Despido del cuerpo técnico y expulsión de las capitanas

El veintiocho de diciembre, como si de una inocentada se tratase, el presidente del club despide a Jessica García y Olaya González, entrenadoras del equipo femenino. En su lugar, el club nombra a Ricardo Onís, miembro de la directiva, como primer entrenador. No terminan ahí los despidos, si no que Celia Álvarez, futbolista del primer equipo femenino, es destituída de su labor como segunda entrenadora de los equipos infantiles y alevines.

El dieciséis de enero de ya este año 2022, tuvo lugar el primer partido de liga tras el despido del cuerpo técnico y, según las futbolistas, el entrenador no dirigió en ningún momento del choque al equipo, si no que se quedó en el banquillo mirando su teléfono móvil.

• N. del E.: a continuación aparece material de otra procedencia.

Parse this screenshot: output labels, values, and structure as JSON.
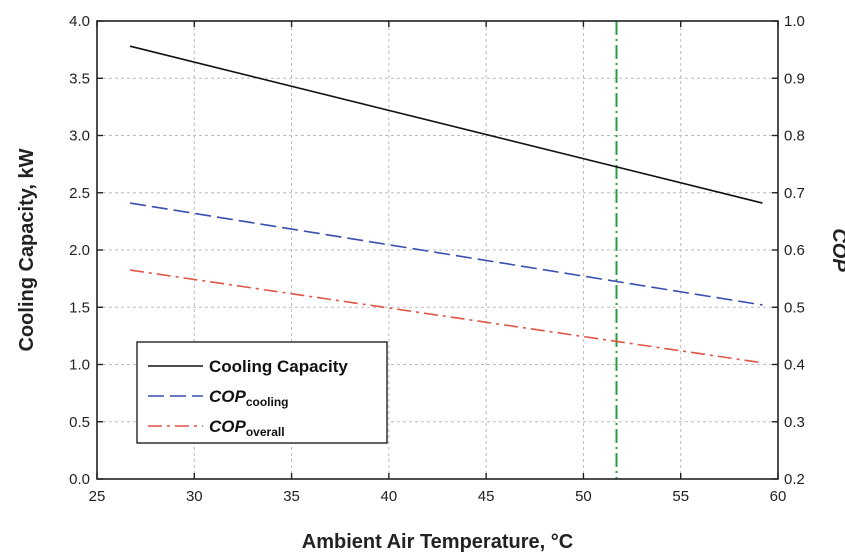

Fuentes del vestuario aseguran que, justo antes del partido, el propio entrenador provoca una mala reacción en una de las jugadoras, la cual da un golpe a una pared de cartón-piedra y esta se rompe. El club expulsa fulminantemente a la jugadora alegando mala conducta. Esto no termina aquí, si no que un día después, el propio club expulsa de la entidad a las dos capitanas del equipo, alegando unos insultos hacia el club que ambas niegan rotundamente.

La penúltima hoja de este libro se escribió hace dos días, pero esta fue positiva, ya que pese a todo lo contado recientemente, el Club Deportivo Covadonga femenino ganó su partido a domicilio en Llanes. Victoria que dedicaron con un vídeo en redes sociales a sus compañeras expulsadas.

 

Con todo esto, esperemos que las cosas vuelvas a lo que deben, la normalidad, y sigamos promocionando y creyendo en un fútbol femenino que sigue imparable hacia adelante pero que, con situaciones como esta, lo tiene, a veces, demasiado complicado.